I want to read data from IBM MQ and put it into HDFs.

Looked into JMS source of flume, seems it can connect to IBM MQ, but I’m not understanding what does “destinationType” and “destinationName” mean in the list of required properties. Can someone please explain?

Also, how I should be configuring my flume agents

flumeAgent1(runs on the machine same as MQ) reads MQ data ---- flumeAgent2(Runs on Hadoop cluster) writes into Hdfs OR only one agent is enough on Hadoop cluster

Can someone help me in understanding how MQs can be integrated with flume

Reference

https://flume.apache.org/FlumeUserGuide.html

Thanks, Chhaya

Solution

Regarding the Flume agent architecture, it is composed in its minimalist form by a source in charge of receiving or polling for events, and converting the events into Flume events that are put in a channel. Then, a sink takes those events in order to persist the data somewhere, or send the data to another agent. All these components (source, channel, sink, i.e. an agent) run in the same machine. Different agents may be distributed, instead.

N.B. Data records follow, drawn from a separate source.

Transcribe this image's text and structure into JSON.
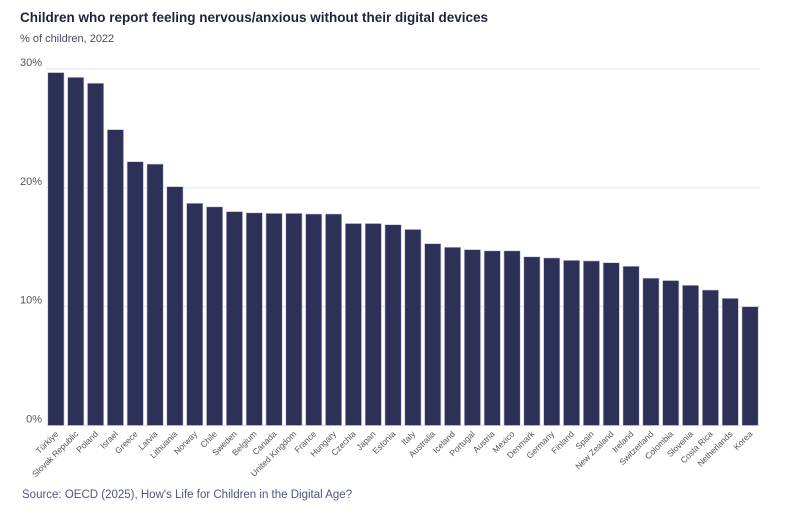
{
  "chart_data": {
    "type": "bar",
    "title": "Children who report feeling nervous/anxious without their digital devices",
    "subtitle": "% of children, 2022",
    "source": "Source: OECD (2025), How's Life for Children in the Digital Age?",
    "categories": [
      "Türkiye",
      "Slovak Republic",
      "Poland",
      "Israel",
      "Greece",
      "Latvia",
      "Lithuania",
      "Norway",
      "Chile",
      "Sweden",
      "Belgium",
      "Canada",
      "United Kingdom",
      "France",
      "Hungary",
      "Czechia",
      "Japan",
      "Estonia",
      "Italy",
      "Australia",
      "Iceland",
      "Portugal",
      "Austria",
      "Mexico",
      "Denmark",
      "Germany",
      "Finland",
      "Spain",
      "New Zealand",
      "Ireland",
      "Switzerland",
      "Colombia",
      "Slovenia",
      "Costa Rica",
      "Netherlands",
      "Korea"
    ],
    "values": [
      29.7,
      29.3,
      28.8,
      24.9,
      22.2,
      22.0,
      20.1,
      18.7,
      18.4,
      18.0,
      17.9,
      17.85,
      17.85,
      17.8,
      17.8,
      17.0,
      17.0,
      16.9,
      16.5,
      15.3,
      15.0,
      14.8,
      14.7,
      14.7,
      14.2,
      14.1,
      13.9,
      13.85,
      13.7,
      13.4,
      12.4,
      12.2,
      11.8,
      11.4,
      10.7,
      10.0
    ],
    "ylim": [
      0,
      30
    ],
    "yticks": [
      0,
      10,
      20,
      30
    ],
    "ytick_labels": [
      "0%",
      "10%",
      "20%",
      "30%"
    ],
    "xlabel": "",
    "ylabel": "",
    "grid": true,
    "bar_color": "#2e3157",
    "grid_color": "#e3e4ee"
  }
}
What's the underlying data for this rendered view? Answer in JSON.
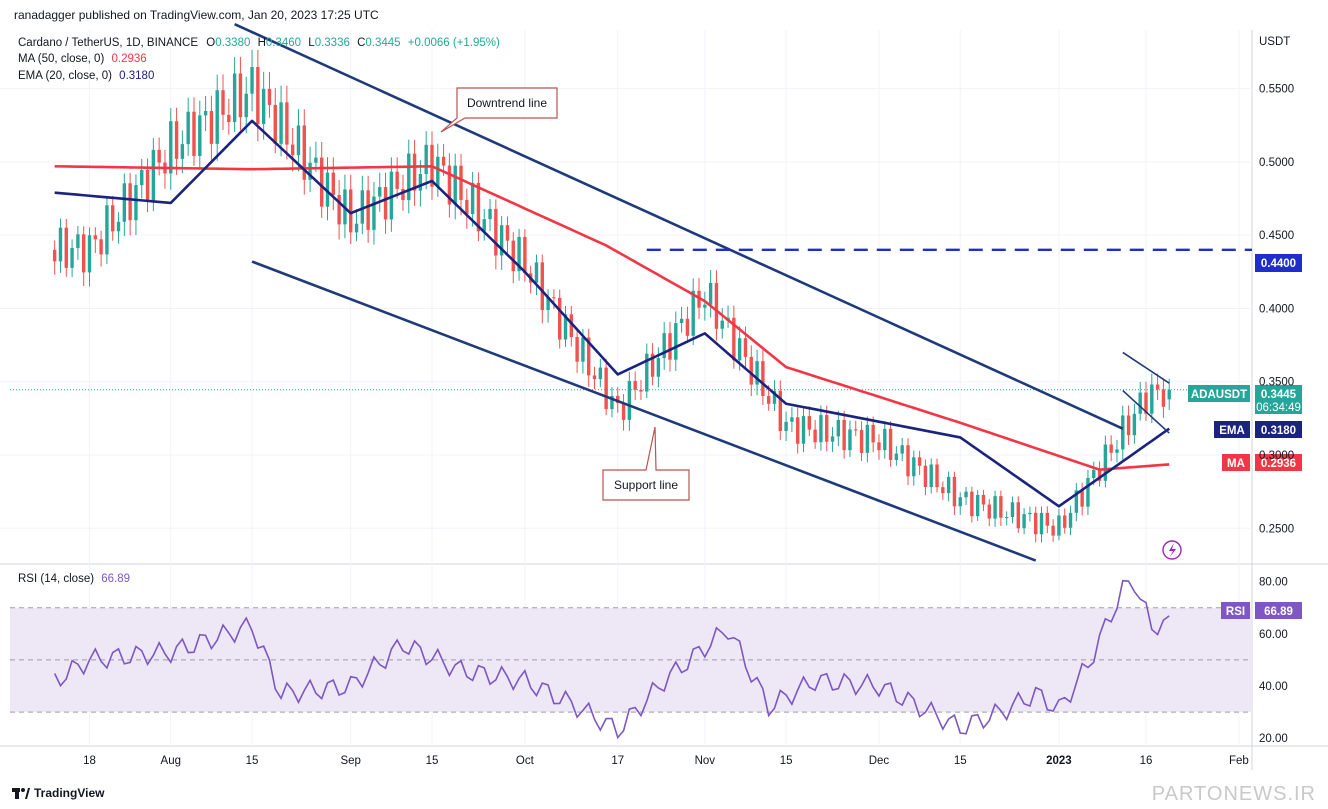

Being said that, your scenario seems to require a single agent based on a JMS source, a channel, typically Memory Channel, and a HDFS sink.

The JMS source, as stated in the documentation, has only been tested for ActiveMQ, but shoukd work for any other queue systemm. The documentation also provides an example:

a1.sources = r1
a1.channels = c1
a1.sources.r1.type = jms
a1.sources.r1.channels = c1
a1.sources.r1.initialContextFactory = org.apache.activemq.jndi.ActiveMQInitialContextFactory
a1.sources.r1.connectionFactory = GenericConnectionFactory
a1.sources.r1.providerURL = tcp://mqserver:61616
a1.sources.r1.destinationName = BUSINESS_DATA
a1.sources.r1.destinationType = QUEUE

a1 is the name of the single agent. c1 is the name for the channel and its configuration must be still completed; and a sink configuration is totally missing. It can be easily completed by adding:

a1.sinks = k1
a1.sinks.k1.type = hdfs
a1.sinks.k1.channel = c1
a1.sinks.k1.hdfs.path = ...
a1.sinks.k1...
a1.channels.c1.type = memory
a1.channels.c1.capacity = 10000
a1.channels.c1...

r1 is the JMS source, and as can be seen, destinationName simply ask for a string name. destinationType can only take two values: queue or topic. I think the important parameters are providerURL and initialContextFactory and connectionFactory, which must be adapted for IBM MQ.